The USA responded to the attacks of 11 September 2001 by developing a global “war” framework under which its interpretation of the laws of war would apply to the exclusion of international human rights law. Torture and other ill-treatment, enforced disappearance, secret detainee transfers, indefinite detention outside the criminal justice system, and unfair trials by military commission were among the practices that resulted. The military commission system is now in its third version since President Bush first established it by executive order in November 2001 (See: USA: Trials in error. Third go at misconceived military commission experiment, July 2009, http://www.amnesty.org/en/library/info/AMR51/083/2009/en.) However, the commissions still fail to meet international fair trial standards.

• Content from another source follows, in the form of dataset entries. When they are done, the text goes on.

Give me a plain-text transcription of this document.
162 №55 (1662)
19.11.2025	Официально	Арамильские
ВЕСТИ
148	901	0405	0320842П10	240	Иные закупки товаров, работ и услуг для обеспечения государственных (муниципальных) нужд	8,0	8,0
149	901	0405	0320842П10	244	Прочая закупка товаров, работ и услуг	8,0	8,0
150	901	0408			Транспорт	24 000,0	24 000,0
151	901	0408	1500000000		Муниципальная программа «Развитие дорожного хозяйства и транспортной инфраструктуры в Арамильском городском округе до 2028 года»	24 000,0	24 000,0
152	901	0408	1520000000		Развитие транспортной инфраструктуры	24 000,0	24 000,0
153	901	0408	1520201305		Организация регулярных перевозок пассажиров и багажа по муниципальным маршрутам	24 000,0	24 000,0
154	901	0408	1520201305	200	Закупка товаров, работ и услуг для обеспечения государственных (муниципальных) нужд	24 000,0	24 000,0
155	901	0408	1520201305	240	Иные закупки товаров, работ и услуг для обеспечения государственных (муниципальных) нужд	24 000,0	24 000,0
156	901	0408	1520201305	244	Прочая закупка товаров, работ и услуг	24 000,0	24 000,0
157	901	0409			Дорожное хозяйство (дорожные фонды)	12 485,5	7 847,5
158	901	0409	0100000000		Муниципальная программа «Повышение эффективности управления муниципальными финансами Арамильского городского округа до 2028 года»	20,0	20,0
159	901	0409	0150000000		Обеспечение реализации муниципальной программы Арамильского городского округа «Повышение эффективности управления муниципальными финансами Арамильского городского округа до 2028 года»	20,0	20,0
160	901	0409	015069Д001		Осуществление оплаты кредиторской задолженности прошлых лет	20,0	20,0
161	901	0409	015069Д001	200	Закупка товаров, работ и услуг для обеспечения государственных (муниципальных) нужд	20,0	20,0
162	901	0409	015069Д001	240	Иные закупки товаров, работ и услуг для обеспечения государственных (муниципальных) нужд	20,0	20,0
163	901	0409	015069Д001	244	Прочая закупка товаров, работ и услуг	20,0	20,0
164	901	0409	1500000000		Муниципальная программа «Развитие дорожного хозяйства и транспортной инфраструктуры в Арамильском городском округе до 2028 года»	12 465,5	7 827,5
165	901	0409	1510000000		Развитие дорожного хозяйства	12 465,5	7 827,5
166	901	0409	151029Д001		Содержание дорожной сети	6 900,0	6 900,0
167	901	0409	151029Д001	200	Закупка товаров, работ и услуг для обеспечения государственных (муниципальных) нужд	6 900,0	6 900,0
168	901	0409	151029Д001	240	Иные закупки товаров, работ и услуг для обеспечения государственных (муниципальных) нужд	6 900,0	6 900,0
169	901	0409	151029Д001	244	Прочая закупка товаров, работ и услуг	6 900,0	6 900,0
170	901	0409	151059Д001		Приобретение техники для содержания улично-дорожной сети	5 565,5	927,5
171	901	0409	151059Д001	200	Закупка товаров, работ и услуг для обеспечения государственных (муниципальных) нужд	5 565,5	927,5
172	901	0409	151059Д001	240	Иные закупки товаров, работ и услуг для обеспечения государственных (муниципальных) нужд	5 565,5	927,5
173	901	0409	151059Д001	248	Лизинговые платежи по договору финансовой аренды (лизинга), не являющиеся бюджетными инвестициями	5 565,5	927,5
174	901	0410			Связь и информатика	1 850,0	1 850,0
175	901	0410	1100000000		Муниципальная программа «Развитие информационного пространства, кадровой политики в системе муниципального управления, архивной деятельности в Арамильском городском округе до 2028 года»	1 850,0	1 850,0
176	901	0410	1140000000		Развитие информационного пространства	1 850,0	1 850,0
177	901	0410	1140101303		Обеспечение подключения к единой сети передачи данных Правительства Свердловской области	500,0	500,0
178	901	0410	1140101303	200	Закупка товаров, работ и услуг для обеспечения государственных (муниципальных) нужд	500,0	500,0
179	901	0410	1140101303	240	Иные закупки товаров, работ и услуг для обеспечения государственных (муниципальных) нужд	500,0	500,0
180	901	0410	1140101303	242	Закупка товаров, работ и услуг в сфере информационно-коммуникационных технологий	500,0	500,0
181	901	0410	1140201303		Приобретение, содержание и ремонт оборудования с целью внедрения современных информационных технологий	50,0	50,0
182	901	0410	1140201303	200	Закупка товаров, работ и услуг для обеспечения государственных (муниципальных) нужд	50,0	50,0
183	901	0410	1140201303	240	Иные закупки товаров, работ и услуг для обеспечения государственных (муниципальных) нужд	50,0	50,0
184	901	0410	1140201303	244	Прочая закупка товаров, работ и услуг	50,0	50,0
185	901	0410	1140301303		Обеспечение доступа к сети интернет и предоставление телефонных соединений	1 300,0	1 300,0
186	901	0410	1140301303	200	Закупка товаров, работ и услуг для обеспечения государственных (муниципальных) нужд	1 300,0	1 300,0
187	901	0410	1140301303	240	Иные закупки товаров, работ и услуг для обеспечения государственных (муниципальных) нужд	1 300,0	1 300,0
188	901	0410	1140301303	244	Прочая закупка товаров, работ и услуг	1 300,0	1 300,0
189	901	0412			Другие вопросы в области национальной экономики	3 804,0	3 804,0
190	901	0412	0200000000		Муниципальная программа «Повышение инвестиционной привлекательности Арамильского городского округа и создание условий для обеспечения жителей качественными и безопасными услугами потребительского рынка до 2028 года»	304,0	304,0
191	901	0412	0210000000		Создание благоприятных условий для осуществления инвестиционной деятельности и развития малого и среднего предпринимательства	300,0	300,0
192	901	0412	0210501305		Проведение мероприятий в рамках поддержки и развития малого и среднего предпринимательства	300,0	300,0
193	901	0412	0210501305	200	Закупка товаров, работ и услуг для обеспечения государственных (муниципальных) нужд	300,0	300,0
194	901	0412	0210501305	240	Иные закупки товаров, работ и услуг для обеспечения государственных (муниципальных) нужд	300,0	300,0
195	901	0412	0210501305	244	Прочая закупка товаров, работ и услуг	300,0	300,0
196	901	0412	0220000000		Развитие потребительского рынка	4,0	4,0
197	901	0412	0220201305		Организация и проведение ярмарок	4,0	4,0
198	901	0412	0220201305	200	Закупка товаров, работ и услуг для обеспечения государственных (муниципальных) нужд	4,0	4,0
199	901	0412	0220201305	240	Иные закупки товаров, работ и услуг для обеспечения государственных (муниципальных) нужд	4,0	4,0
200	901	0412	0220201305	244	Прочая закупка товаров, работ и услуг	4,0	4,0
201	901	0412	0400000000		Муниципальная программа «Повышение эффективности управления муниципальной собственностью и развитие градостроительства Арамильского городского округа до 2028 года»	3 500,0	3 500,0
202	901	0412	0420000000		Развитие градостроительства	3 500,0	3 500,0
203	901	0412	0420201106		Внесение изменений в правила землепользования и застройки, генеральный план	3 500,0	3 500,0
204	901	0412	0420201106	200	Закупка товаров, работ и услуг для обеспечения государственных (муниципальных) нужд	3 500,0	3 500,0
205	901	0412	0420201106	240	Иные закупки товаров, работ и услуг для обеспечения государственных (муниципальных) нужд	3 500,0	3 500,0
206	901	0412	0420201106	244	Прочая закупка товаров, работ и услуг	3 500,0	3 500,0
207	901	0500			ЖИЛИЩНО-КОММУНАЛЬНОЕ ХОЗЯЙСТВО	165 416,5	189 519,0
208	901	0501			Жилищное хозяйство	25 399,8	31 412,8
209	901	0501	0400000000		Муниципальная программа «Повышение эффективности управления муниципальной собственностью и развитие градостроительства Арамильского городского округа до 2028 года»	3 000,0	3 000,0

Among other flaws, they lack independence, whether in substance or appearance, from the political branches of government that have authorized, condoned, and blocked accountability and remedy for, human rights violations committed against the very category of detainees that will appear before them. The commissions are creations of political choice, not tribunals of demonstrably legitimate necessity, and turning to them in this context against these detainees contravenes international standards. Moreover, the commissions are discriminatory. If any Guantánamo detainee slated for prosecution was a US national, he could not be tried by these military commissions: Under US law he would have the right to a civilian jury trial in an ordinary federal court, not before a panel of US military officers operating under rules and procedures that provide a lesser standard of fairness. The same standard of fair trial should be applied to all, regardless of national origin: that is a fundamental principle of human rights and the rule of law.

 

The UN Human Rights Committee, established by the International Covenant on Civil and Political Rights (ICCPR) to oversee implementation of that treaty, has emphasised that fair trial guarantees are particularly important in cases leading to death sentences, and that “the imposition of a sentence of death upon conclusion of a trial, in which the provisions of article 14 of the Covenant have not been respected, constitutes a violation of the right to life (article 6 of the Covenant).” In 2007, the UN Special Rapporteur on the promotion and protection of human rights and fundamental freedoms called on the USA to disestablish the military commissions. In 2009, the UN Special Rapporteur on extrajudicial, summary or arbitrary executions urged the USA not to conduct any capital prosecutions before military commissions.